Last April, chemistry professor Kent Kirshenbaum, creator of the coconut concoction, launched the collective along with chef Will Goldfarb, renowned for his technical innovations at Soho's Room 4 Dessert, and Amy Bentley, associate professor in the Department of Nutrition, Food Studies, and Public Health at the Steinhardt School of Culture, Education, and Human Development. Together, they regularly conduct food experiments and gather industry figures ranging from a New York Times food writer to a neuroscience professor from the Mount Sinai School of Medicine to investigate such questions as why soufflés rise. "How can we control the properties of food substances?" Kirshenbaum asks. "How can we get something to taste good?"
Apparently these queries interest more than just foodies. With adult obesity rates soaring to almost 33 percent in the United States, according to the Centers for Disease Control and Prevention, such culinary tinkering could shed new light on food processing and how it affects health. "It's really important that the public understand what a trans fatty acid is," Kirshenbaum explains, "and how the incorporation of these molecules in their foods have health consequences." The collective recently secured $10,000 from NYU's Humanities Initiative and $14,000 from the University Research Challenge Fund for ingredients and tools to test and produce new foods, such as a puffed onion ring created by famed molecular gastronomist Wylie Dufresne, who owns the Lower East Side restaurant wd~50. Dufresne's snack is firmer, with fewer artificial ingredients, and tastes more like pure onion than Frito-Lay's Funyuns.
While chefs have dabbled in science for centuries, the term "molecular gastronomy" was coined by Hervé This, a physical chemist at the French National Institute for Agricultural Research and the keynote speaker at the collective's inaugural symposium. Over the past quarter century, This has scientifically tested hundreds of old wives' tales, including how best to center the yolk of a hard-boiled egg (the key is not to simply plunge it in already boiling water, as most chefs believe, but to keep the egg rolling around the pot for 10 minutes). After two decades of waffling between fringe movement and fad, molecular gastronomy is infiltrating more U.S. kitchens, most notably among experimental chefs such as Daniel Patterson at Coi in San Francisco, Grant Achatz at Alinea in Chicago, and Goldfarb. But it also appeals to those who seek empowerment at home. "When I cook I want to know why I'm doing what I'm doing," says Patricia Gadsby, a contributing editor at Discover magazine, who attended one of the collective's recent events.
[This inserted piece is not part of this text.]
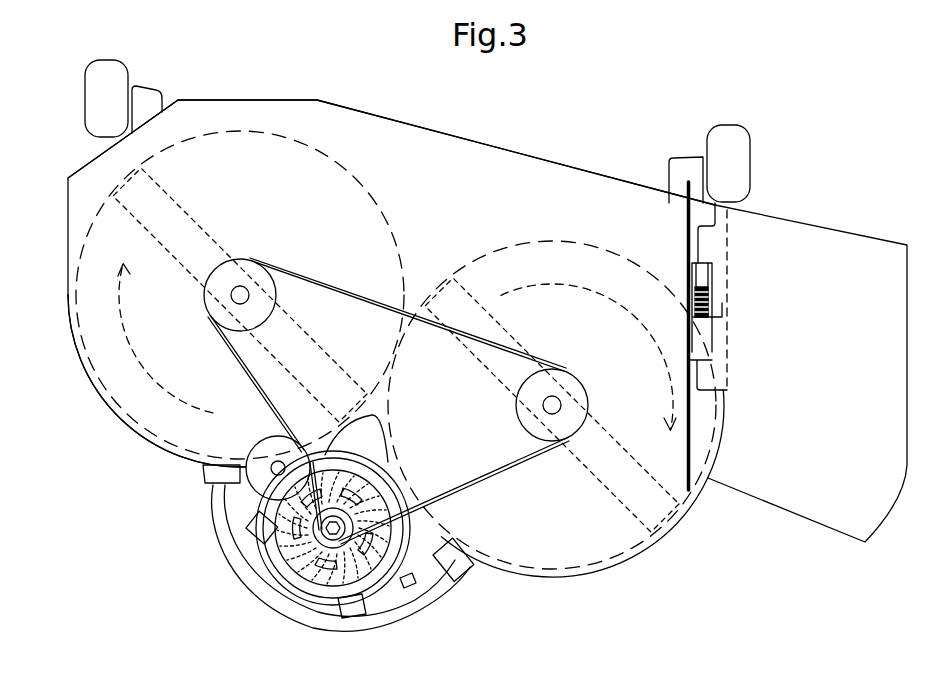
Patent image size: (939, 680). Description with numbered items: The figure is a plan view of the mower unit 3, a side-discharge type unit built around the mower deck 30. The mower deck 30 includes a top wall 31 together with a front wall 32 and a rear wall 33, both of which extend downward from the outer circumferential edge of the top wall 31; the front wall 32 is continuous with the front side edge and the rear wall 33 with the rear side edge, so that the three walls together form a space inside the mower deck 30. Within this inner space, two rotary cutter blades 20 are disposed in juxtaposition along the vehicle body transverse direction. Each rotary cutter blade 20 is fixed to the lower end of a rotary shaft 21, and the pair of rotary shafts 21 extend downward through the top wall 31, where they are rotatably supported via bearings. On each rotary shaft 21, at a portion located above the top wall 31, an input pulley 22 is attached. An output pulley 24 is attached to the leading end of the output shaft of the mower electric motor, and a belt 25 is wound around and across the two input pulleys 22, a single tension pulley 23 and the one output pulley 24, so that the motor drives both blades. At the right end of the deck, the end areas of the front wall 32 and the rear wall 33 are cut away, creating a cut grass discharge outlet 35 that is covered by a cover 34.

For now, however, most research takes place far away from trendy restaurants and homey kitchens because the work requires more elaborate equipment than a trusty frying pan. Kirshenbaum recently employed a powerful freeze-drying apparatus to develop a concentrated port wine "gum." "There are some very nice antioxidant compounds in red wine," he notes, "and we anticipate that those would be retained in these freeze-dried materials." So far, the process has preserved the wine's powerful aroma and eliminated its alcohol content, but also robbed it of elasticity, leaving a hard lump in the test tube. Port wine rock candy, anyone?